Vioxx court case ends in mistrial

A US judge has declared a mistrial in the first federal lawsuit against drugs giant Merck and its Vioxx painkiller.

The move came after a jury in Houston was unable to agree on whether the drug had caused a man’s fatal heart attack.

Merck is facing a mass of Vioxx lawsuits. It withdrew the drug last year after a study found it may double the risk of heart attack or stroke.

Last month a New Jersey state jury found Merck had given doctors adequate warning about possible Vioxx risks.

However, in August, a Texas state jury found the company liable for the death of a man, and Merck was ordered to pay out $253m (£141m).

The nine-member hung jury in Houston failed to reach a unanimous agreement after 18 hours of deliberations running over three days.

They were to start a fourth day of deliberations before District Judge Eldon Fallon called them back into court and declared a mistrial.

He reminded that they had to come to their verdict within a “reasonable time”.

“It has now been a reasonable time. We cannot get a verdict,” said the judge.

Such a federal case requires a unanimous verdict.

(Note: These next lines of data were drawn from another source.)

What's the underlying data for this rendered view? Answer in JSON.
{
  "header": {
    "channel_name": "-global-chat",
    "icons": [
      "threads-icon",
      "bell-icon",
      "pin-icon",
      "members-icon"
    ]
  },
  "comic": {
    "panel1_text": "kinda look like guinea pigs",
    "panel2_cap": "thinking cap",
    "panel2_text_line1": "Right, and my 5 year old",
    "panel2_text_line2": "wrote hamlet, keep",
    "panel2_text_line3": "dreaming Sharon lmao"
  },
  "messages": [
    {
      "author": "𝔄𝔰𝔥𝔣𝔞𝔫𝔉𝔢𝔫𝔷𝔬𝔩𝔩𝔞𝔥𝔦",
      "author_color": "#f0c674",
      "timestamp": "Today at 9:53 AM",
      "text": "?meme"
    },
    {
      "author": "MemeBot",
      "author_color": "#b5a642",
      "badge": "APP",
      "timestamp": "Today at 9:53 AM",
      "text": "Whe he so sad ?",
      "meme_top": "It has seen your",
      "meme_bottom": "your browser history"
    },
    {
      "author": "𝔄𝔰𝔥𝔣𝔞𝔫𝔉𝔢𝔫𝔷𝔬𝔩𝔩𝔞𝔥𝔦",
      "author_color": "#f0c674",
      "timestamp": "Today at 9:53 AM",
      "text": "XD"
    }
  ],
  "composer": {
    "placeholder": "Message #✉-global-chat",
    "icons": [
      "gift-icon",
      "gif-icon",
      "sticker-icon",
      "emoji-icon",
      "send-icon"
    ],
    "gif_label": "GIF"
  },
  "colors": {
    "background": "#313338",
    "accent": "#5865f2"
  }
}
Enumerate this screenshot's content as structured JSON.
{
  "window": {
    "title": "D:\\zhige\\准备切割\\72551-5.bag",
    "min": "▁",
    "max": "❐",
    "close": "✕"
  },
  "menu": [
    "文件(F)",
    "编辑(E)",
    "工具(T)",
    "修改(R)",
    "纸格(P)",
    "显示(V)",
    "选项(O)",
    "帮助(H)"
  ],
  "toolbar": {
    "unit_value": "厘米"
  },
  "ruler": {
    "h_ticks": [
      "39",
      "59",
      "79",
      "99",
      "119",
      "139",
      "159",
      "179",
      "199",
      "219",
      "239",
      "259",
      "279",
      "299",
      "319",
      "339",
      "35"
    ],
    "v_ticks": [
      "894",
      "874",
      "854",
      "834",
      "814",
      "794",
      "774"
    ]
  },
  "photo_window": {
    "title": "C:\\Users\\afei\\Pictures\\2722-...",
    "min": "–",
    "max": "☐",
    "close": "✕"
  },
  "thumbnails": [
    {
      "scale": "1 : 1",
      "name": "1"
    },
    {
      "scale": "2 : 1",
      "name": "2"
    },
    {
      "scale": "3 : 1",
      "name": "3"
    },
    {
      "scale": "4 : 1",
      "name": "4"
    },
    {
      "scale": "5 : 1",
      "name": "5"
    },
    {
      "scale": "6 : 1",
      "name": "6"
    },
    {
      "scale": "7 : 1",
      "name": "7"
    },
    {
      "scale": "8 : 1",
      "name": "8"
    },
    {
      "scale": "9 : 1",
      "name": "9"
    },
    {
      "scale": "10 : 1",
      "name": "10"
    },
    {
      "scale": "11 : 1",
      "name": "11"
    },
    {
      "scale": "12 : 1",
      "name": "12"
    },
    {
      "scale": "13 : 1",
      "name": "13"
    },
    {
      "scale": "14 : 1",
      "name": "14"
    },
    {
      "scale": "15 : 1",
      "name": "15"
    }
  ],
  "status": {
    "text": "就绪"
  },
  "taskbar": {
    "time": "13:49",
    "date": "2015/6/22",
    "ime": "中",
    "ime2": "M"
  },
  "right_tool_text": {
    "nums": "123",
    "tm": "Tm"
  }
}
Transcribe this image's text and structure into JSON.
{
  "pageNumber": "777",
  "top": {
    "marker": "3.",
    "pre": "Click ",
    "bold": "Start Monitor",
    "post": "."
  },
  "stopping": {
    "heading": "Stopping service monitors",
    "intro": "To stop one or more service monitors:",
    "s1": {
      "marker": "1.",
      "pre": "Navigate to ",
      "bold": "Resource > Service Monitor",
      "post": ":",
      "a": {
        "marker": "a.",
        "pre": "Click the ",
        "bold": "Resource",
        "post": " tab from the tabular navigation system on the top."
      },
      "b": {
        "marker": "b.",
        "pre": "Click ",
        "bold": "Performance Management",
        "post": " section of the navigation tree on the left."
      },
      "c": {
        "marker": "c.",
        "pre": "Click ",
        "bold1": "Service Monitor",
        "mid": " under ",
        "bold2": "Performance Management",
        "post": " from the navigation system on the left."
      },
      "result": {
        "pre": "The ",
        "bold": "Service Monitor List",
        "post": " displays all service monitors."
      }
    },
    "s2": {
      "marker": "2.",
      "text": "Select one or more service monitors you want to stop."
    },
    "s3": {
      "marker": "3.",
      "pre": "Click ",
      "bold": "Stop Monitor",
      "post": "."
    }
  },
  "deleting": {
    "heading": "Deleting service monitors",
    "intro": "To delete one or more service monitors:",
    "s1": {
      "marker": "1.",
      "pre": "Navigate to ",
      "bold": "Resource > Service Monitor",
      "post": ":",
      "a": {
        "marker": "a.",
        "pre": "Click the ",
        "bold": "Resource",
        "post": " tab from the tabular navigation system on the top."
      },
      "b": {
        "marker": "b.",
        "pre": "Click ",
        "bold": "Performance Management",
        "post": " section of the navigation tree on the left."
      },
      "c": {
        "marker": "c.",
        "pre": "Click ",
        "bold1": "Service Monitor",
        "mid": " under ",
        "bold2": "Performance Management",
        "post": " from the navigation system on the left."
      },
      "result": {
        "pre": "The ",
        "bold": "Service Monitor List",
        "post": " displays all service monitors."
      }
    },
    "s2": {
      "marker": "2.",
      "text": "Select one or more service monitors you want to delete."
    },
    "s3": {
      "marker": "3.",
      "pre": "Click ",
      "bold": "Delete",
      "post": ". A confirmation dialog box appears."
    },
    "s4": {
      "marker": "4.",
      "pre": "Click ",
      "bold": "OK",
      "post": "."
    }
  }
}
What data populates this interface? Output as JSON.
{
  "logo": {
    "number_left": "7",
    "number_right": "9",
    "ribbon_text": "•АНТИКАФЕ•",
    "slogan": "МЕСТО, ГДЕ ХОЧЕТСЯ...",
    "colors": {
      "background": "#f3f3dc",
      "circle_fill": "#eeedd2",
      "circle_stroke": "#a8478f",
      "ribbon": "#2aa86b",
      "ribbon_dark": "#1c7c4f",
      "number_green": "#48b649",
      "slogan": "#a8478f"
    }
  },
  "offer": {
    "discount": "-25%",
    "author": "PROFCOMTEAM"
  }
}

Merck still faces more than 7,000 outstanding lawsuits connected to Vioxx, which had previously been a best-seller.

Its total liabilities could top $50bn.

About 20 million people took Vioxx, including 400,000 in the UK, primarily to treat arthritis pain, after its launch in 1999.

Merck voluntarily pulled Vioxx from the market in September 2004.

The firm was reacting to research carried out by its own teams, which discovered that taking the drug for 18 months or longer could double the risk of patients suffering a heart attack or stroke.